Do we need the same for ldap/server/type == master? just for consistency?
Comment 4 Florian Best univentionstaff 2019-05-15 23:28:19 CEST
ucr set ldap/acl/read/slave/default-attributes=entry,objectClass
Comment 5 Felix Botner univentionstaff 2019-05-27 14:11:07 CEST
I am not sure if this patch does what we need. In the customer fork both, the authentication rule and default rule are deactivated.

(a)

the default rule is probably replaced replaced by 49389, so we can use this patch here to create a new default rule ( ucr set ldap/acl/read/slave/default-attributes="attrs=entry,objectClass") 

 access to attrs=entry,objectClass
   by users read

which is different form the customers default rule

 access to attrs=entry,objectClass
   by * read break

is this OK? (and there is a typo in the patch, the print statement needs a %s or so)

(b)
in the fork it seems to be possible to completely deactivate the authentication rule

 access to dn.subtree="dc=four,dc=four" attrs=entry,uid
   by anonymous auth
   by * +0 break

this is not possible with the patch
Comment 6 Florian Best univentionstaff 2019-06-28 16:00:39 CEST
(In reply to Felix Botner from comment #5)
> I am not sure if this patch does what we need. In the customer fork both,
> the authentication rule and default rule are deactivated.
> 
> (a)
> 
> the default rule is probably replaced replaced by 49389, so we can use this
> patch here to create a new default rule ( ucr set
> ldap/acl/read/slave/default-attributes="attrs=entry,objectClass") 
> 
>  access to attrs=entry,objectClass
>    by users read
> 
> which is different form the customers default rule
> 
>  access to attrs=entry,objectClass
>    by * read break
> 
> is this OK? (and there is a typo in the patch, the print statement needs a
> %s or so)
> 
> (b)
> in the fork it seems to be possible to completely deactivate the
> authentication rule
> 
>  access to dn.subtree="dc=four,dc=four" attrs=entry,uid
>    by anonymous auth
>    by * +0 break
> 
> this is not possible with the patch

Oh, yes I oversaw that!

a)
If anonymous auth is deactivated "*" and "users" is similar, except that "users" excludes unauthenticated accounts.
The UCS rule is "break", the customer rule is "stop".
But as this is the very last rule, there is no other rule to continue with. So there is no practical difference to a standard UCS.
So effectively, the customer allows read to objectClass,entry by * including anonymous users.
I doubt that is wanted? But if it is, no problem, we can modify that.

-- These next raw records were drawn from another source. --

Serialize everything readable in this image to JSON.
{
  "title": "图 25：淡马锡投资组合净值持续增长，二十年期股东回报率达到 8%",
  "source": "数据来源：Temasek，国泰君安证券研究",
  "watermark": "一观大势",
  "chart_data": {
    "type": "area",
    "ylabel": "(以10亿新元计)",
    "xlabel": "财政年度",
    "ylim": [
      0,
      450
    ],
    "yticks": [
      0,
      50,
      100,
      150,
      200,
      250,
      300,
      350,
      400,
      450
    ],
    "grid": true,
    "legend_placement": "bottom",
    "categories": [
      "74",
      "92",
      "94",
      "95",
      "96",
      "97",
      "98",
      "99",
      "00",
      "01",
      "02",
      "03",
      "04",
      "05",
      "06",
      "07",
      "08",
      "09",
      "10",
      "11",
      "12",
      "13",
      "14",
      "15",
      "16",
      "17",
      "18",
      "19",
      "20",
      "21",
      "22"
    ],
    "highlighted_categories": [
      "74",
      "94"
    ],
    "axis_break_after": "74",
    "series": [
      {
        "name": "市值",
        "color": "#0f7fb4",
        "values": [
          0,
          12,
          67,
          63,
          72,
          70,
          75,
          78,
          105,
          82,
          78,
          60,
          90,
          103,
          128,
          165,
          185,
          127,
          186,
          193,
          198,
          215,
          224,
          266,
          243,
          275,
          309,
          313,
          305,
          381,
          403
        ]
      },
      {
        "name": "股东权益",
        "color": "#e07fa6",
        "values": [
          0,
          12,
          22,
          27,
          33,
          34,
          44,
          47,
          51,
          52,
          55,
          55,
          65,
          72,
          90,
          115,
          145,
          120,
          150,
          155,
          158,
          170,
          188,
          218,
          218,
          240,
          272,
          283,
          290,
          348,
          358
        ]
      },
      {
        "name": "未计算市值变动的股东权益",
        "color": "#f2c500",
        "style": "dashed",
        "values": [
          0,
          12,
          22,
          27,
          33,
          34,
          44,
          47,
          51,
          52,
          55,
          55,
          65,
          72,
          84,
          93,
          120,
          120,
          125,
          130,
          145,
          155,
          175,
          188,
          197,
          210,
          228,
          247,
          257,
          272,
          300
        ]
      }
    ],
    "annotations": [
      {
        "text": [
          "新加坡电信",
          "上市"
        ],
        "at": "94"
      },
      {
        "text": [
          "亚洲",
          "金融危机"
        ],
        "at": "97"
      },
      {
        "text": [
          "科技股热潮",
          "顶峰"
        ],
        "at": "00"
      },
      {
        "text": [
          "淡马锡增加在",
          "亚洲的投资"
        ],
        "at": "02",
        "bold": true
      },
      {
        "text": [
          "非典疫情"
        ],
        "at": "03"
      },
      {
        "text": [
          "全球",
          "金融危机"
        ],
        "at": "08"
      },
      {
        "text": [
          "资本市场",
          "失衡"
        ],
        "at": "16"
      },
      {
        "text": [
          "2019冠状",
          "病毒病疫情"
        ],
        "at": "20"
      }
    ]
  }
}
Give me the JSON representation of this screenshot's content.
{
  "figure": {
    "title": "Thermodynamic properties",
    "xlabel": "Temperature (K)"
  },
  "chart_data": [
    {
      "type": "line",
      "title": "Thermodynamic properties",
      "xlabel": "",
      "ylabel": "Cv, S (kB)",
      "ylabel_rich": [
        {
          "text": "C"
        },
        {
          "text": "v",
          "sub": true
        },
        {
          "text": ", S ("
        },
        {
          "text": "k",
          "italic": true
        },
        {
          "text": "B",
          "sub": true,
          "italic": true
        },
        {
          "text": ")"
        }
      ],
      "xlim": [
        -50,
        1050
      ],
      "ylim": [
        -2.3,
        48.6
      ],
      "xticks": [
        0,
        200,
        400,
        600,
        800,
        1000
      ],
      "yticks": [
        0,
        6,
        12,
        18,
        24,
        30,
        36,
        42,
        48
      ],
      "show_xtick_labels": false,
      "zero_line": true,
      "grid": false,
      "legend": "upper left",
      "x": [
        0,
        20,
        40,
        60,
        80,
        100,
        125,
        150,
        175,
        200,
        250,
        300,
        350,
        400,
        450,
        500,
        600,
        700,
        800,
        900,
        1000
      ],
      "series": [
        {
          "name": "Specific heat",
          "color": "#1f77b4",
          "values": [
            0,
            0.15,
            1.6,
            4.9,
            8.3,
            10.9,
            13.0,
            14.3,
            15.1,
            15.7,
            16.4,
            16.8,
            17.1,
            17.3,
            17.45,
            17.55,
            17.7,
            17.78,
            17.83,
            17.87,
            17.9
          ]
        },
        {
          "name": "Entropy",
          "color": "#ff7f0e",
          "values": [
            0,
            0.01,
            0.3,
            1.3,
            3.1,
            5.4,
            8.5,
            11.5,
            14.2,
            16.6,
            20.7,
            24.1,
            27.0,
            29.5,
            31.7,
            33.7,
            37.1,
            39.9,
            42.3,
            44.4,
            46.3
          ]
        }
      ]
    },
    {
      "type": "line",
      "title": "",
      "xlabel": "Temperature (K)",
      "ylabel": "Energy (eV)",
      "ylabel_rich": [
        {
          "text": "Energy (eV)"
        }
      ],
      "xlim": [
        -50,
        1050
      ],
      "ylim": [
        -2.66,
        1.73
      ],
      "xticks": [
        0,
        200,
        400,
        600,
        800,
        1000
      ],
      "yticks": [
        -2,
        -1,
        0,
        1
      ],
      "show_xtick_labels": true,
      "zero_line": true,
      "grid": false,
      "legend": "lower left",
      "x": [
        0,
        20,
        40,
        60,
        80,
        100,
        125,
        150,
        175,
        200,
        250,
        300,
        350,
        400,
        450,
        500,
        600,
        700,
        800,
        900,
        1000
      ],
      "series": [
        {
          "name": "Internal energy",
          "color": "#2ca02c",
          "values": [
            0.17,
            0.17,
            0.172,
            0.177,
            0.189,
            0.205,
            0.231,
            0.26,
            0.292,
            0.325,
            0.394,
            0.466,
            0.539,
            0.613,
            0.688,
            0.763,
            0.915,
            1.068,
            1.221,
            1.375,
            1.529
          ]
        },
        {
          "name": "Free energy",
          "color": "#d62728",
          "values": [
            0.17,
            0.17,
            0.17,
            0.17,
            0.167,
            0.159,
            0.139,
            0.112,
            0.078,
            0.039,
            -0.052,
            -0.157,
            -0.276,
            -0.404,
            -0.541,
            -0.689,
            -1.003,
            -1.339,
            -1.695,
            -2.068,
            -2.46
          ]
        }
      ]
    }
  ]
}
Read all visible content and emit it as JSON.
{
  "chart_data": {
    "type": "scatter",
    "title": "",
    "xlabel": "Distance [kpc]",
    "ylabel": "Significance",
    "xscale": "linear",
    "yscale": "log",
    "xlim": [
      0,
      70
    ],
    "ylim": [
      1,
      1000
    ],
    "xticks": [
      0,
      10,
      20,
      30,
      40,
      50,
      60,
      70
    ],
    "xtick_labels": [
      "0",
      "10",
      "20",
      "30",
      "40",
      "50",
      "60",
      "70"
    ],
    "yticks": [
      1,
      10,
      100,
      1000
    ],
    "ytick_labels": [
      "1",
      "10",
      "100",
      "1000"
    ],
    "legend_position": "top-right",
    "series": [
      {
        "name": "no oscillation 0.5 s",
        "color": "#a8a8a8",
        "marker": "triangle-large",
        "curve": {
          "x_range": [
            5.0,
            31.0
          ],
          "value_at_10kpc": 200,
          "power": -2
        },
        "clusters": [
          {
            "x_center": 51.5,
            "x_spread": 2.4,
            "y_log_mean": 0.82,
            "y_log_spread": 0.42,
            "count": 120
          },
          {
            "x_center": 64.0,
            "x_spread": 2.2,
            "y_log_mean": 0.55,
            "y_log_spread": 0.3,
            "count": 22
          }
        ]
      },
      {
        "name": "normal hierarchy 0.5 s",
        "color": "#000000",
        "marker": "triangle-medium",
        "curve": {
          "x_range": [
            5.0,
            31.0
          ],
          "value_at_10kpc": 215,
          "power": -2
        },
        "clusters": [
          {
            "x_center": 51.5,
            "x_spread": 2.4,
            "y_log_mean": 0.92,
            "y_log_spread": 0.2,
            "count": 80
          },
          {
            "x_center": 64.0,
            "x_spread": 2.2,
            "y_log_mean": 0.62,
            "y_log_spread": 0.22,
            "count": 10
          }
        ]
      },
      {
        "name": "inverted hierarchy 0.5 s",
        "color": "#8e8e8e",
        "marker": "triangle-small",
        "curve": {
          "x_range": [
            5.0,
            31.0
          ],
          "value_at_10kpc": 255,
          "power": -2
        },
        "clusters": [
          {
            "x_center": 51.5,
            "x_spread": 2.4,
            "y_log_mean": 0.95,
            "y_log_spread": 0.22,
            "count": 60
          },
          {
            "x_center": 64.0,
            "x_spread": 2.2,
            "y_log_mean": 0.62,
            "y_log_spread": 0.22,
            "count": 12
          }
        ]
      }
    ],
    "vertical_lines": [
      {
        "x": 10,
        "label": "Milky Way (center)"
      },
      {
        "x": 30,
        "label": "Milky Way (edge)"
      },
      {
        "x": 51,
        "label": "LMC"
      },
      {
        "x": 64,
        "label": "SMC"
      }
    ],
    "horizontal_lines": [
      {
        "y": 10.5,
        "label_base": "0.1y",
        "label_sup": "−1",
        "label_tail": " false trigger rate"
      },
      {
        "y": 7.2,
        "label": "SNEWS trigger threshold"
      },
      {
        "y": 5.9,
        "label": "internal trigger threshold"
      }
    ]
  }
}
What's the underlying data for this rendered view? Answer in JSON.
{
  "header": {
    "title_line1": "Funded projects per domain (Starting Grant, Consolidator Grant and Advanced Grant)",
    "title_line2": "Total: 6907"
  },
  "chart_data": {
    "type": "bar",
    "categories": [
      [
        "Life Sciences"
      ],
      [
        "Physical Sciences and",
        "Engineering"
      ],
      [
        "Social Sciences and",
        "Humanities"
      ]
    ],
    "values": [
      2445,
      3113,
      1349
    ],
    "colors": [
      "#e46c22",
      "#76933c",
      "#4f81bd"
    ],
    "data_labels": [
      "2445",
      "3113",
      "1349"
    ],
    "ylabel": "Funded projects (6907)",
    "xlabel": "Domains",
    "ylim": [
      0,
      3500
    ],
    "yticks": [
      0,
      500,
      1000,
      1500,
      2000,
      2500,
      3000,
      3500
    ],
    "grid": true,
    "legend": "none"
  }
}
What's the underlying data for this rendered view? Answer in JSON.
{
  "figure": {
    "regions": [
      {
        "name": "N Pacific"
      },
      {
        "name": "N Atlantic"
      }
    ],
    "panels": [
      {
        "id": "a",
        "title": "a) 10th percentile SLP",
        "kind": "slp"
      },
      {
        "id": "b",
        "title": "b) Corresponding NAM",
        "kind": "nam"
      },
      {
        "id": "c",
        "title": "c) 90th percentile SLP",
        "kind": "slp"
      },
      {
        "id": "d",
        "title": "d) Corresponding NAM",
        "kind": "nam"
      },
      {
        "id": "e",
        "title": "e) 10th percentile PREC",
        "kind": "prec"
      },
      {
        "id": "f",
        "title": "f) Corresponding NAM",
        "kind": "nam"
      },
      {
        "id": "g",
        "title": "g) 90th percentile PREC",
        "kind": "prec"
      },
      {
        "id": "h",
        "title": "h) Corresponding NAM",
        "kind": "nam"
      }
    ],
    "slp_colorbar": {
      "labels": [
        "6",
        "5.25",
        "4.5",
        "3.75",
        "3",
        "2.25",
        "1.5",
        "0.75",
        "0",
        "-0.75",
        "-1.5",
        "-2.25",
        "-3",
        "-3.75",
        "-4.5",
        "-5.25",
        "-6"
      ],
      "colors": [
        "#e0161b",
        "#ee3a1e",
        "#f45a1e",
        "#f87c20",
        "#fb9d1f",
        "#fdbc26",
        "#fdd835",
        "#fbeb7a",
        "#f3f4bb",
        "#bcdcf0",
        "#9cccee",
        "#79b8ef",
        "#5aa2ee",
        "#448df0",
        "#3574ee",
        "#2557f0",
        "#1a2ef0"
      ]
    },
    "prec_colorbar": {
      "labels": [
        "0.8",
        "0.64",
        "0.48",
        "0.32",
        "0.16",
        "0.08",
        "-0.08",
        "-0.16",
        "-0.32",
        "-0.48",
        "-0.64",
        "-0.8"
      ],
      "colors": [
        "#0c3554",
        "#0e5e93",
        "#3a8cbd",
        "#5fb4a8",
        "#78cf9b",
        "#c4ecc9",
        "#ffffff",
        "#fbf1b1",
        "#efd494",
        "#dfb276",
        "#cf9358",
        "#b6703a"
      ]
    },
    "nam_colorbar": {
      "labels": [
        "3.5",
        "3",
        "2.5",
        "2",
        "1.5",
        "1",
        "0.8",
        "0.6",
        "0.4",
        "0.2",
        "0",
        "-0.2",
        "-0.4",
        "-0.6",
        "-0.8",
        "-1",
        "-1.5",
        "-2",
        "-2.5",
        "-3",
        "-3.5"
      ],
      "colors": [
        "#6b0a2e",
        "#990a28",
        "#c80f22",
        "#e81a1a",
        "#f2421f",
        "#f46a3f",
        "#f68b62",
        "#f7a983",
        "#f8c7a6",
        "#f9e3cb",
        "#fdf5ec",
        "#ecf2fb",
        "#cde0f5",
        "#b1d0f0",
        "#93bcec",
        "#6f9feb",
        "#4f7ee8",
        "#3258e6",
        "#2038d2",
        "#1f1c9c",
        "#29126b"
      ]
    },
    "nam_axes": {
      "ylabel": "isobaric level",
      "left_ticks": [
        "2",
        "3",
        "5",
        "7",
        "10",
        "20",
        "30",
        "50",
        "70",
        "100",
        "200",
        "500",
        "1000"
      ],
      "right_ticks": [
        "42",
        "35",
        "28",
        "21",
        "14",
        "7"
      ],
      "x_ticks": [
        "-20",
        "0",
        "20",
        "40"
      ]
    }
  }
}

Let's discuss this patch again on monday.
Comment 7 Felix Botner univentionstaff 2019-11-25 12:21:17 CET
Any progress here, do we need to talk?
Comment 8 Florian Best univentionstaff 2019-11-26 10:44:36 CET
(In reply to Felix Botner from comment #7)
> Any progress here, do we need to talk?
We need a concrete order from professional services that we should continue here.